While 2.5% of Americans got infected, they became infected at different rates in different places.  The 2.5% represents an average of the entire United States where the actual range of infection was from 0.4% to 4.1%. Saying the infection rate was 2.5% is correct, but one must recognize that this number is an average of the country with a range from 0.4% to just over 4%.  This error will cause huge swings in the test results of a clinical trial.  In a perfect world where exactly 2.5% of the population always got sick, the placebo group would have either 20 or 30 people testing positive over a period of 8 months.  But in the real world, the placebo group would actually range from 4 – 40 infected people considering the real variability and demographics.  Assuming the test drug was 80% effective, the group taking the test drug would have any number between 1 and 8 positive people in the group.   Thus, the placebo and test groups would have overlapping ranges of infected populations, resulting in a failed trial.

How do you design a study for a drug that is effective in this case?  The answer is to increase the number of people in each group and select a diverse population from a wide demographic!  Failure to do this will result in poorly designed trials that wouldn’t pass muster with the FDA.  Prevention trials are extremely hard to design and conduct due to the diverse demographics of the American population.  With extremely restrictive “inclusion criteria” and “exclusion criteria”, a population of people could be designed to overcome the diversity, but in all likelihood, the number of people in such a study would likely be over 10,000.  Running such a study is an enormous task requiring over a hundred million dollars per trial.  Currently, Fred believes there are at least 6 of these kinds of trials ongoing as of the release of this article.  This is an enormous effort and has drained the capacity of the country to perform other important clinical research.

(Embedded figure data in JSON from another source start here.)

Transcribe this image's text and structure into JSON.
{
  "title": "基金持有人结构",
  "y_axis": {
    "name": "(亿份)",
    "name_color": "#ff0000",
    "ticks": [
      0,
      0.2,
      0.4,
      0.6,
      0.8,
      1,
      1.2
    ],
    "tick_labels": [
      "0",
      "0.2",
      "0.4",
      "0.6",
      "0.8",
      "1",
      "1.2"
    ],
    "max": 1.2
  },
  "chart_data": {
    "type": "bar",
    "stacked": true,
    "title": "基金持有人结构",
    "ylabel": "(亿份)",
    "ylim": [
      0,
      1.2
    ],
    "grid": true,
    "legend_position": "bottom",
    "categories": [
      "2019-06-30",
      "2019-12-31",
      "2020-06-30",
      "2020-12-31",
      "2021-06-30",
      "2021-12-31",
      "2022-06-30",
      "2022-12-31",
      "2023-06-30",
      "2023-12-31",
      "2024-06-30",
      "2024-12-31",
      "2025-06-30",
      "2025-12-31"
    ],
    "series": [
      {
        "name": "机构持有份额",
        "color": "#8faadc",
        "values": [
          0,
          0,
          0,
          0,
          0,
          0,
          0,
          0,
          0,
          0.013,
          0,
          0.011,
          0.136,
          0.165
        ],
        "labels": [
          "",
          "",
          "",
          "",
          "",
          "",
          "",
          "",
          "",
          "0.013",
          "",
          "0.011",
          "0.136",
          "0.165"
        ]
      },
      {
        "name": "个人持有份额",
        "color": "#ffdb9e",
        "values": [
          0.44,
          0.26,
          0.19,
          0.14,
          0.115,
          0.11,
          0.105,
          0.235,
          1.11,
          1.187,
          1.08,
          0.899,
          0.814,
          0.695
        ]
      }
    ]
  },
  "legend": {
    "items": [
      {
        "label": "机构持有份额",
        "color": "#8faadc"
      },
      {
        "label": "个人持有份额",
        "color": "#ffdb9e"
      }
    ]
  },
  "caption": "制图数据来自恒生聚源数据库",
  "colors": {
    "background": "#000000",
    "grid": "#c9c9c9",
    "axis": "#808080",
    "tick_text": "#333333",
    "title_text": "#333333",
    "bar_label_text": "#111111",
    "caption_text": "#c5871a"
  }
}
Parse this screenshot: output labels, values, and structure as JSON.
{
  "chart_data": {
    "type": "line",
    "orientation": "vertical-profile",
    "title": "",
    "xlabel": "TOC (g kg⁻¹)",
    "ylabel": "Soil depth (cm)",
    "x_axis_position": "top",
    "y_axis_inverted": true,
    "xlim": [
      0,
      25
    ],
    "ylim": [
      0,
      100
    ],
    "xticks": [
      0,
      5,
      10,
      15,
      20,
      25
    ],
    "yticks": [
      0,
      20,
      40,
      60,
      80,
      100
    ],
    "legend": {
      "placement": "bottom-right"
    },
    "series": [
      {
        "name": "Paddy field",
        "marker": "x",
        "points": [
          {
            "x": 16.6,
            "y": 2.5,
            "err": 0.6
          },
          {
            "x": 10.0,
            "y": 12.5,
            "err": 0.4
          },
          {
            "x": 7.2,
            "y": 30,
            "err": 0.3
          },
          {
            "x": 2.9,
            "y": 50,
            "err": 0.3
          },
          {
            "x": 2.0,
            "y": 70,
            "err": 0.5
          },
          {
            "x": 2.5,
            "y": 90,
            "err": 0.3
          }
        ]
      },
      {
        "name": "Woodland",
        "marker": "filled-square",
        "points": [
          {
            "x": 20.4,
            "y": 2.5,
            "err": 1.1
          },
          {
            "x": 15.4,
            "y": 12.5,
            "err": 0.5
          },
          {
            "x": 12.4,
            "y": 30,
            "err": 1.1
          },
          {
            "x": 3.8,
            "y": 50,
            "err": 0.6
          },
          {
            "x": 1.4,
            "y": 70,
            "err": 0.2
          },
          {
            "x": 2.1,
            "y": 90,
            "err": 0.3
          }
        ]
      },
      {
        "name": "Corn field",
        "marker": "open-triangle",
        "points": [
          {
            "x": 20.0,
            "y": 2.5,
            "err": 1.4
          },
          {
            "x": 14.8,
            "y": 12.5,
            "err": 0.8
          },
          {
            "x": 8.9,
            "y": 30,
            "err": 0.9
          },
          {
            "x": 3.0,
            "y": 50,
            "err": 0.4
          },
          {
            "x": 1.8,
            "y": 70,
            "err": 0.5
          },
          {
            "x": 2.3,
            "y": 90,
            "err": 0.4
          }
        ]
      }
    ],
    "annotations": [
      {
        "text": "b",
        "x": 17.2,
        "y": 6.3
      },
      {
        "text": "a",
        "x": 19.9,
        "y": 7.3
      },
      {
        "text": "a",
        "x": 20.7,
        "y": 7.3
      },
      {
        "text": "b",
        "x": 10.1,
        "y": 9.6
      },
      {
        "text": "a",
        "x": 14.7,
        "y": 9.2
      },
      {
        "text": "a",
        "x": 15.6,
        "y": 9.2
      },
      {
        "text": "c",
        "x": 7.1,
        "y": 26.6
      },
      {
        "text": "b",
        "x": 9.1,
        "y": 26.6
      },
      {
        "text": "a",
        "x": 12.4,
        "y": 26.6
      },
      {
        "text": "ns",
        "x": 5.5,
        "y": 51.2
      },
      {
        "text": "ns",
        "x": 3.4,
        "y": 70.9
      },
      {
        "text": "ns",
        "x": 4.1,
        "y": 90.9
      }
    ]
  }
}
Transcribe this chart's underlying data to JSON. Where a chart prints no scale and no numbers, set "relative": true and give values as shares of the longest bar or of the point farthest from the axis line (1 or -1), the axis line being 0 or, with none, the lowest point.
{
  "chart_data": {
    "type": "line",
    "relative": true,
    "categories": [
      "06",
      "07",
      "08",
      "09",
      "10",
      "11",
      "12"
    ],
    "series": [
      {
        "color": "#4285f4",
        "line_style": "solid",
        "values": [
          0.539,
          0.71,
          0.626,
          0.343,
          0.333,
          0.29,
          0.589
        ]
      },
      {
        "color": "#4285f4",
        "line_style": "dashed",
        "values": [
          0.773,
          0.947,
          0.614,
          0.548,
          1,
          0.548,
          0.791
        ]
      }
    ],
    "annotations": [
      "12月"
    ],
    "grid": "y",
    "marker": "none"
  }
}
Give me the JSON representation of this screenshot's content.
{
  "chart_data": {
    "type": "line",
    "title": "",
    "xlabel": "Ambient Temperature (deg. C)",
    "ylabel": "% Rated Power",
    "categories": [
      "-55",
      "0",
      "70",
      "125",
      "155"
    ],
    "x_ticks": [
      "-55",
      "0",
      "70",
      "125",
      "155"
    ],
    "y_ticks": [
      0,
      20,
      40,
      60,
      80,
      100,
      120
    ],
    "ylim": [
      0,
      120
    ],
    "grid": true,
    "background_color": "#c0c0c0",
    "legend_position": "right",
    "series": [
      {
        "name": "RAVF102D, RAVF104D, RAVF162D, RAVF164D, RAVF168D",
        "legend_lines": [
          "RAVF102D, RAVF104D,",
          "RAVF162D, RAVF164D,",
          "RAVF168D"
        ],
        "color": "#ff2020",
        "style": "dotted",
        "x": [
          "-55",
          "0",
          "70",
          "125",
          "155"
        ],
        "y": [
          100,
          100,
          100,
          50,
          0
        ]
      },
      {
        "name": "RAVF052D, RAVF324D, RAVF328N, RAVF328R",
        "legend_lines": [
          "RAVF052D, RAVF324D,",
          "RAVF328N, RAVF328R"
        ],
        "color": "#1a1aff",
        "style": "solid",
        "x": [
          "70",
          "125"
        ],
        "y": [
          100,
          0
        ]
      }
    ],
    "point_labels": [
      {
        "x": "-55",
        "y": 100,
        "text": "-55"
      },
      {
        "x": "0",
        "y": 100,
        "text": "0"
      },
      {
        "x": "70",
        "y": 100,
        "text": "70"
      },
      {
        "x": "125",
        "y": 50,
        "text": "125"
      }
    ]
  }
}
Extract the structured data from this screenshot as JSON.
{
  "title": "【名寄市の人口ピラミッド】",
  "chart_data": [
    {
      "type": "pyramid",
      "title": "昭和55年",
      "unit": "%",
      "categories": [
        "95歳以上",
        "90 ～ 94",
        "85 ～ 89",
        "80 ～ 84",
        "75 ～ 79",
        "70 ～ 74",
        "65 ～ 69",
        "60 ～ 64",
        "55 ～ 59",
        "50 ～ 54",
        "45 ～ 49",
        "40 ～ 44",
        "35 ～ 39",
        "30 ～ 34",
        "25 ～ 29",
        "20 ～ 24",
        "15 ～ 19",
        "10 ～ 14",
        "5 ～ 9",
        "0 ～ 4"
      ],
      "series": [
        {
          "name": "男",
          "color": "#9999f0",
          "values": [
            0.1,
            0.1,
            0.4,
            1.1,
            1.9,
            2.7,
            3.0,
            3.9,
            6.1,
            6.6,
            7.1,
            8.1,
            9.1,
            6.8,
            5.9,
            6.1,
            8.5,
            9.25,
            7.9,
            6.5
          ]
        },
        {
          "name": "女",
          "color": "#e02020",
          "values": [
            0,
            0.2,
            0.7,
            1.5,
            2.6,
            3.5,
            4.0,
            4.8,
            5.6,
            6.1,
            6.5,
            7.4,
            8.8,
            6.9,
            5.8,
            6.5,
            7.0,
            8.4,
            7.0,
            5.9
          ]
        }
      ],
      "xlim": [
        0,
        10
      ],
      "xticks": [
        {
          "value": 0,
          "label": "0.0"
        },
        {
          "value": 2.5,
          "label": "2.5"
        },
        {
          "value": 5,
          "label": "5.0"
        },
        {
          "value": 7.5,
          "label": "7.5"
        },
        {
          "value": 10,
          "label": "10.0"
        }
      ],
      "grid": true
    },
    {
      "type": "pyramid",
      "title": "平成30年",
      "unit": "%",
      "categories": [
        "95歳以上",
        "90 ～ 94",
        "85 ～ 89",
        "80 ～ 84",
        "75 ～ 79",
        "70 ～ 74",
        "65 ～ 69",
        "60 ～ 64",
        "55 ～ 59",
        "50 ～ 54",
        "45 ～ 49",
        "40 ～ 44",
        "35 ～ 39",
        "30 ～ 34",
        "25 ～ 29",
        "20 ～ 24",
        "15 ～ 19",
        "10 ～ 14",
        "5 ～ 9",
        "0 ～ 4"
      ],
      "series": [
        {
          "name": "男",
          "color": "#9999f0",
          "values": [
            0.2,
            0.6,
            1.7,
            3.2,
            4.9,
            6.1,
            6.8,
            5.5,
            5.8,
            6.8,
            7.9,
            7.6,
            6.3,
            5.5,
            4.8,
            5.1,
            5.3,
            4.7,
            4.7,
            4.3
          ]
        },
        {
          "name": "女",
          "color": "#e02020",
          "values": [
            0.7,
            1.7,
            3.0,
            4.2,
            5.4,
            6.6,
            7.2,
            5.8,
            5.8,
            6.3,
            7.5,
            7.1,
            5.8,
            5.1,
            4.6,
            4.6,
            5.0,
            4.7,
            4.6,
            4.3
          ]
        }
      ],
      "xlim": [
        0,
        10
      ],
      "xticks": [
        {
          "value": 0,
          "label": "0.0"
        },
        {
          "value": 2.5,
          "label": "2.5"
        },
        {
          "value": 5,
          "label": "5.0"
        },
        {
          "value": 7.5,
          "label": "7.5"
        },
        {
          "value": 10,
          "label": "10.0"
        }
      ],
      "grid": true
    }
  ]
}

Out of 124,000,000 (that’s 124 million) tests of Americans, about 8,000,000 (8 million) tested positive.  That’s 6.5% of people tested got a positive result.  However, of those that were positive, 320,000 were falsely diagnosed as positive and were, in fact negative!  When you look at our country as a whole, having around 320,000,000 (320 million) people living in it, 8 million were deemed to have the disease which represents 2.5% of the population.  However, 224,000 were reported to have died as a result and that represents 0.67% of the total population of the country.  Many of the casualties had severe comorbidities (were very sick to begin with), and nobody knows how many people have died that wouldn’t have otherwise died from existing conditions.  What is surprising is that using global statistics, 1.1 million people have died to date out of 40,000,000 infected which is a 2.8% death rate.  In the United States, the death rate among infected people is identical to the global numbers.  That leads Fred to believe that the pandemic has no borders or favorites and kills exactly the same regardless of where or how we live!  The “cure” will eventually be found, as researchers strive to design reliable clinical trials, but until that happens, there isn’t much we can do.  At this point, Covid-19 simply appears to strike down 2.8% of those infected, regardless of anything a diverse global community can do.